The new nutritional challenge this week is to cut all refined sugars from our diets. After abstaining from dairy for a week, avoiding sugar will be a piece of cake (though not literally, of course). Honestly, I can't think of too many foods I eat that contain refined sugars... the occasional oatmeal cookie, perhaps. I'm sure as I become more aware of what I eat and drink throughout the week, I'll find I consume more refined sugars than I thought. The gallon-a-day hydration challenge has been difficult. It's just hard to remember to drink that much water, but I do feel adequately hydrated for perhaps the first time in my life.
I've been doing the morning routine we've been assigned every day when I first wake up. The routine consists of a series of tai chi movements, neck, wrist, shoulder, and hip opening movements, some chi gung, 3 sun salutation As, alternate nostril breathing, and a ten breath meditation. It's actually been really nice to begin the day this way. The whole routine warms the body and awakens the breath. The alternate nostril breathing is particularly soothing, and I'm liking the tai chi more and more. It's very meditative and pleasantly heating.

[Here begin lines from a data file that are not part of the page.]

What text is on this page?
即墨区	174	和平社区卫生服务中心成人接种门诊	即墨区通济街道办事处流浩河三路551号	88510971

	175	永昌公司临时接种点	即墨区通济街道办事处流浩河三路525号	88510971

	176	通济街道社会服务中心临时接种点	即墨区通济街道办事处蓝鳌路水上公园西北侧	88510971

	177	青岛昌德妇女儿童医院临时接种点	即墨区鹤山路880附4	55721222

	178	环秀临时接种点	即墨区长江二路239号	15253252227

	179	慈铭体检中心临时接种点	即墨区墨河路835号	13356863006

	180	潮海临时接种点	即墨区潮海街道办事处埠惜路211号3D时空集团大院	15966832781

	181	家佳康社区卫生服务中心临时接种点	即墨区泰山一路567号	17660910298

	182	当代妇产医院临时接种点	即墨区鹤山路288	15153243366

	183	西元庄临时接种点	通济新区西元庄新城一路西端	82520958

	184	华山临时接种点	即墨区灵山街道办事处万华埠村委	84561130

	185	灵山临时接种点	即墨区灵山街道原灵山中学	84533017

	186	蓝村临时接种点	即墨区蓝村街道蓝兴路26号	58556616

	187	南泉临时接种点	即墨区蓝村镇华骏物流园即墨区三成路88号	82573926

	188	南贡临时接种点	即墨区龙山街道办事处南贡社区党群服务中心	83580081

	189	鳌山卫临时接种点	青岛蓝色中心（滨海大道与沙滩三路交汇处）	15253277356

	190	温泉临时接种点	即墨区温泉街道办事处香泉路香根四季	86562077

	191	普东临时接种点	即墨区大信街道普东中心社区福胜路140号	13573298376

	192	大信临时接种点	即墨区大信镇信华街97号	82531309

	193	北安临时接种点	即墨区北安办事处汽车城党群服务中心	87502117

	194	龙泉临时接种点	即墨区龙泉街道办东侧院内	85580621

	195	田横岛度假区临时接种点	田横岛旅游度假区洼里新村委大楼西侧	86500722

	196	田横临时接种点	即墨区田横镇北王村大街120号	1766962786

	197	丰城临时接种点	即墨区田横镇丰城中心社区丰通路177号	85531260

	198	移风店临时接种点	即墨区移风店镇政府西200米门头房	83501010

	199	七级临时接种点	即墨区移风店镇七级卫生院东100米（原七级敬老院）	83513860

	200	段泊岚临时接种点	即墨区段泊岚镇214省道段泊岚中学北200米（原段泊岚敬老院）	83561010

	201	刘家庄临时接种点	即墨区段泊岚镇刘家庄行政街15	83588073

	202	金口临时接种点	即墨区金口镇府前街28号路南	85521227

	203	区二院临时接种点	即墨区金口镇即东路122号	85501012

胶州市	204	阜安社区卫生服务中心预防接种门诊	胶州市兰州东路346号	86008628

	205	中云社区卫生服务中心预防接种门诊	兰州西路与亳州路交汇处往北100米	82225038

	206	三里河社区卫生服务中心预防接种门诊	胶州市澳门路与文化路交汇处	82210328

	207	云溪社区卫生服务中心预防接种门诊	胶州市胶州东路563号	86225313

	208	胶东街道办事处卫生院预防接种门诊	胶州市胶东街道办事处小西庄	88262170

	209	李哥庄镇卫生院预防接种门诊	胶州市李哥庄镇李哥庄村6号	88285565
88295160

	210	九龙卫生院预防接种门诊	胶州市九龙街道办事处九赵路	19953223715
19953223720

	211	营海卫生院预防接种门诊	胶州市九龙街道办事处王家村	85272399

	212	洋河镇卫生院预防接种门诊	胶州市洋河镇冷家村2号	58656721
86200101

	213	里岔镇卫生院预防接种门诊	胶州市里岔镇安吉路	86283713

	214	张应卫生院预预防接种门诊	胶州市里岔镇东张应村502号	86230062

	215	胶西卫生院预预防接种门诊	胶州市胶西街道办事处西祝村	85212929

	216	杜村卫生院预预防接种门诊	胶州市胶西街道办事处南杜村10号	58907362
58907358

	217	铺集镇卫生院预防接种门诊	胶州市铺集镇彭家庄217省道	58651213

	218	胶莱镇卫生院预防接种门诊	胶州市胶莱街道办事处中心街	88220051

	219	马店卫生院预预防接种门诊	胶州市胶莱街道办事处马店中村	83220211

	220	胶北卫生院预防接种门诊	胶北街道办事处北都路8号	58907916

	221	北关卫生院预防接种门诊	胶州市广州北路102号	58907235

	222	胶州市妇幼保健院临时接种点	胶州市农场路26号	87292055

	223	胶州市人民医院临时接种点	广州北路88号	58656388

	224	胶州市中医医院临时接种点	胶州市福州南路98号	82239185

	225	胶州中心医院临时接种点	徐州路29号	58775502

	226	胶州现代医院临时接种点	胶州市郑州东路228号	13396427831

As an exercise in awareness, we have been given black elastic bands to wear around our wrists, which we are to move to the other wrist whenever we find ourselves arguing with reality by voicing negativity (not to be confused with criticism, by the way). This exercise has made me much more aware of my thought patterns, and is revealing to me the piddling, insignificant events to which I relinquish my peace of mind on a daily basis.
Beyond all of this, we (the trainees) have been on the receiving end of some general pressure to shape up and be good examples in the way we live our lives. I'm realizing now how much I'm being asked to commit to this training. There have been moments of doubt, but overall, I'm excited and hungry for more.